Первый вопрос: КТО? Кому понадобилось убивать Илью?
Но у меня нет времени выяснять. Я разберусь после – о, даже не сомневайтесь. Второй по важности вопрос: ЧТО МНЕ ДЕЛАТЬ? Волнуетесь? Зря. Небось забыли, я умею превращаться в людей. И мне никто не помешает создать из себя столь же мускулистого киллера, хоть и без оружия, – я легко копирую одежду, а не сложные предметы вроде револьверов. Ничего, справлюсь руками. Дайте пять секунд, и я…
«Молодой» посетитель Ильи убирает снимок, достаёт из кармана пистолет и протягивает напарнику необычным жестом – на сложенных вместе ладонях. Вижу модель – «макаров» на восемь патронов, с привинченным глушителем. Старая, но надёжная вещь, глушитель болгарский, времён Советского Союза. Сейчас их можно купить только у коллекционеров. Рукоять «макарова» в царапинах – чувствуется, долгое время был в деле. Убийца прежнего формата, такие не бросают «пушку» на месте преступления, для них «ствол» – как верная собака, они в минуты отдыха с ним даже разговаривают. «Кабан» берётся за оружие рукой в перчатке. Занятная пара, прямо английский джентльмен и дворецкий, всё подающий хозяину на подносе. Дживс и Вустер преступного мира, ага.

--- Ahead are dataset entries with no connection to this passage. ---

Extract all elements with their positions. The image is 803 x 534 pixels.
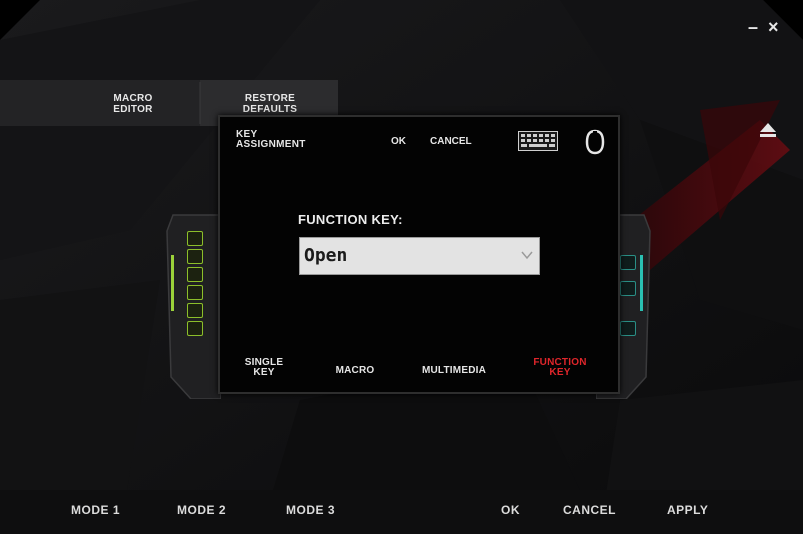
apply-button[interactable]: APPLY xyxy=(667,503,708,517)
side-button-right-3[interactable] xyxy=(620,321,636,336)
side-button-6[interactable] xyxy=(187,321,203,336)
tab-multimedia[interactable]: MULTIMEDIA xyxy=(404,366,504,376)
side-button-right-1[interactable] xyxy=(620,255,636,270)
dialog-cancel-button[interactable]: CANCEL xyxy=(430,136,472,147)
tab-macro[interactable]: MACRO xyxy=(320,366,390,376)
minimize-button[interactable]: – xyxy=(748,18,758,36)
app-window: – × MACRO EDITOR RESTORE DEFAULTS KEY AS… xyxy=(0,0,803,534)
side-button-3[interactable] xyxy=(187,267,203,282)
function-key-value: Open xyxy=(304,245,348,266)
function-key-label: FUNCTION KEY: xyxy=(298,212,403,227)
side-button-4[interactable] xyxy=(187,285,203,300)
eject-icon[interactable] xyxy=(758,122,778,138)
dialog-title: KEY ASSIGNMENT xyxy=(236,129,306,150)
mode-2-button[interactable]: MODE 2 xyxy=(177,503,226,517)
tab-function-key[interactable]: FUNCTION KEY xyxy=(516,358,604,378)
side-button-1[interactable] xyxy=(187,231,203,246)
close-button[interactable]: × xyxy=(768,18,779,36)
key-assignment-dialog: KEY ASSIGNMENT OK CANCEL FUNCTION KEY: O… xyxy=(218,115,620,394)
mode-1-button[interactable]: MODE 1 xyxy=(71,503,120,517)
side-button-2[interactable] xyxy=(187,249,203,264)
function-key-select[interactable]: Open xyxy=(299,237,540,275)
side-button-right-2[interactable] xyxy=(620,281,636,296)
mode-3-button[interactable]: MODE 3 xyxy=(286,503,335,517)
chevron-down-icon xyxy=(521,251,533,260)
side-button-5[interactable] xyxy=(187,303,203,318)
dialog-ok-button[interactable]: OK xyxy=(391,136,406,147)
mouse-icon[interactable] xyxy=(584,129,606,155)
macro-editor-button[interactable]: MACRO EDITOR xyxy=(88,84,178,124)
cancel-button[interactable]: CANCEL xyxy=(563,503,616,517)
mouse-left-side xyxy=(165,211,221,399)
tab-single-key[interactable]: SINGLE KEY xyxy=(232,358,296,378)
ok-button[interactable]: OK xyxy=(501,503,520,517)
keyboard-icon[interactable] xyxy=(518,131,558,151)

«Вустер» проверяет магазин пистолета – тихо, без единого щелчка, – и кивает «Дживсу». Киллер не поколебался. Я достаточно повидал таких людей: это машина. Он не испытает угрызений совести. Нет, мужик не наслаждается тем, что делает. Но и не рыдает ночью в подушку, – мёртвые ему не снятся. Всего лишь банальнейшая работа.
Я встаю между ним и Ильёй и проявляюсь. «Кабан» нажимает на спуск.

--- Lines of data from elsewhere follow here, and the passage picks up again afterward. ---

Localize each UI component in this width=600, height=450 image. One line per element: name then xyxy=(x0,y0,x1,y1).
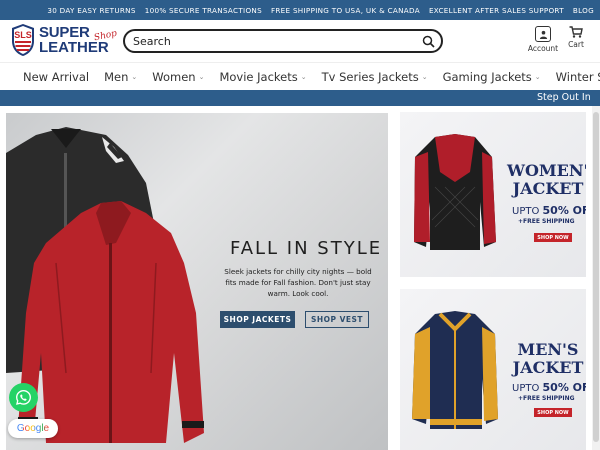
search-input[interactable] xyxy=(133,34,413,48)
logo-badge-text: SLS xyxy=(14,30,32,40)
promo-offer-value: 50% OFF xyxy=(542,381,586,394)
account-button[interactable]: Account xyxy=(526,26,560,53)
search-bar xyxy=(123,29,443,53)
chevron-down-icon: ⌄ xyxy=(534,72,541,81)
promo-offer: UPTO 50% OFF xyxy=(512,381,586,394)
hero-title: FALL IN STYLE xyxy=(230,238,383,259)
promo-offer-value: 50% OFF xyxy=(542,204,586,217)
main-nav: New Arrival Men ⌄ Women ⌄ Movie Jackets … xyxy=(0,62,600,90)
womens-jacket-image xyxy=(414,134,496,250)
page-scrollbar[interactable] xyxy=(592,106,600,450)
mens-jacket-image xyxy=(412,311,498,429)
promo-title: WOMEN'S JACKET xyxy=(507,162,586,198)
scrollbar-thumb[interactable] xyxy=(593,112,599,442)
chevron-down-icon: ⌄ xyxy=(131,72,138,81)
logo-script: Shop xyxy=(93,28,118,44)
promo-shipping: +FREE SHIPPING xyxy=(518,395,575,402)
promo-offer-prefix: UPTO xyxy=(512,206,543,217)
shop-vest-button[interactable]: SHOP VEST xyxy=(305,311,369,328)
promo-title-line2: JACKET xyxy=(512,358,584,377)
nav-label: New Arrival xyxy=(23,69,90,84)
site-header: SLS SUPER LEATHER Shop Account Cart xyxy=(0,20,600,62)
womens-jacket-promo[interactable]: WOMEN'S JACKET UPTO 50% OFF +FREE SHIPPI… xyxy=(400,112,586,277)
promo-shipping: +FREE SHIPPING xyxy=(518,218,575,225)
nav-item-new-arrival[interactable]: New Arrival xyxy=(23,70,89,84)
chevron-down-icon: ⌄ xyxy=(198,72,205,81)
nav-item-tv-series-jackets[interactable]: Tv Series Jackets ⌄ xyxy=(322,70,428,84)
promo-offer-prefix: UPTO xyxy=(512,383,543,394)
blog-link[interactable]: BLOG xyxy=(573,6,594,15)
promo-offer: UPTO 50% OFF xyxy=(512,204,586,217)
announcement-bar: 30 DAY EASY RETURNS 100% SECURE TRANSACT… xyxy=(0,0,600,20)
nav-item-women[interactable]: Women ⌄ xyxy=(152,70,204,84)
whatsapp-button[interactable] xyxy=(9,383,38,412)
cart-icon xyxy=(569,26,583,38)
promo-title-line1: WOMEN'S xyxy=(507,161,586,180)
cart-label: Cart xyxy=(568,40,584,49)
announcement-shipping[interactable]: FREE SHIPPING TO USA, UK & CANADA xyxy=(271,6,420,15)
announcement-support[interactable]: EXCELLENT AFTER SALES SUPPORT xyxy=(429,6,564,15)
nav-label: Movie Jackets xyxy=(219,69,298,84)
nav-item-men[interactable]: Men ⌄ xyxy=(104,70,137,84)
logo-shield-icon: SLS xyxy=(12,24,34,56)
hero-subtitle: Sleek jackets for chilly city nights — b… xyxy=(224,267,372,298)
promo-title: MEN'S JACKET xyxy=(507,341,586,377)
chevron-down-icon: ⌄ xyxy=(421,72,428,81)
whatsapp-icon xyxy=(16,390,31,405)
nav-label: Gaming Jackets xyxy=(442,69,532,84)
shop-now-button[interactable]: SHOP NOW xyxy=(534,233,572,242)
promo-ticker: Step Out In xyxy=(0,90,600,106)
search-icon[interactable] xyxy=(422,35,435,48)
account-label: Account xyxy=(527,44,559,53)
site-logo[interactable]: SLS SUPER LEATHER Shop xyxy=(10,23,118,59)
cart-button[interactable]: Cart xyxy=(563,26,589,49)
nav-label: Women xyxy=(152,69,196,84)
nav-item-movie-jackets[interactable]: Movie Jackets ⌄ xyxy=(219,70,306,84)
nav-label: Men xyxy=(104,69,129,84)
nav-label: Winter Sale xyxy=(555,69,600,84)
shop-now-button[interactable]: SHOP NOW xyxy=(534,408,572,417)
google-reviews-badge[interactable]: Google xyxy=(8,419,58,438)
google-label: Google xyxy=(16,423,50,434)
promo-title-line2: JACKET xyxy=(512,179,584,198)
hero-banner[interactable]: FALL IN STYLE Sleek jackets for chilly c… xyxy=(6,113,388,450)
ticker-text: Step Out In xyxy=(537,92,591,103)
shop-jackets-button[interactable]: SHOP JACKETS xyxy=(220,311,295,328)
chevron-down-icon: ⌄ xyxy=(300,72,307,81)
mens-jacket-promo[interactable]: MEN'S JACKET UPTO 50% OFF +FREE SHIPPING… xyxy=(400,289,586,450)
announcement-secure[interactable]: 100% SECURE TRANSACTIONS xyxy=(145,6,262,15)
user-icon xyxy=(535,26,551,42)
nav-item-winter-sale[interactable]: Winter Sale xyxy=(556,70,600,84)
nav-item-gaming-jackets[interactable]: Gaming Jackets ⌄ xyxy=(443,70,541,84)
nav-label: Tv Series Jackets xyxy=(321,69,419,84)
announcement-returns[interactable]: 30 DAY EASY RETURNS xyxy=(47,6,135,15)
promo-title-line1: MEN'S xyxy=(517,340,579,359)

Я слышу до отвратности противное чмоканье, меня чуть не сбивает с ног. Ещё бы, я уже нахожусь в человеческом теле. Мозг пронзает подзабытое чувство страшной ярости.
ЭТА ТВАРЬ НЕ УСОМНИЛАСЬ. НИ НА МГНОВЕНИЕ.
Бьюсь об заклад, «Дживс» и «Вустер» ничего не успели понять, – ход дальнейших событий занял несколько долей секунды. Время остановилось в режиме «слоу-мо», как сейчас модно называть замедленную съёмку. Воздух сгустился – не во всём пространстве палаты, а вокруг лиц обоих киллеров. Он стал вроде снега, белым и рассыпчатым. Я заглянул в глаза «кабану» и нежно улыбнулся. Его кожа начала белеть, выравниваться. Щетина осыпалась со щёк, словно невидимый цирюльник сбрил её одним взмахом бритвы. Зрачки расширились и замерли, в глазных впадинах что-то звякнуло. То же самое происходит и с «Вустером», чьи волосы прядями падают на пол. Плавно порхая, как бабочка, на линолеум опустился и «макаров», не издав ни малейшего шороха. Мне слышится музыка – набор звуков колокольчика, типа трелей сломанной музыкальной шкатулки. «Кабан», полагаю, вряд ли сообразил, что на него смотрит сама Смерть.
Со стороны мы похожи на трёх мух, застывших в янтаре.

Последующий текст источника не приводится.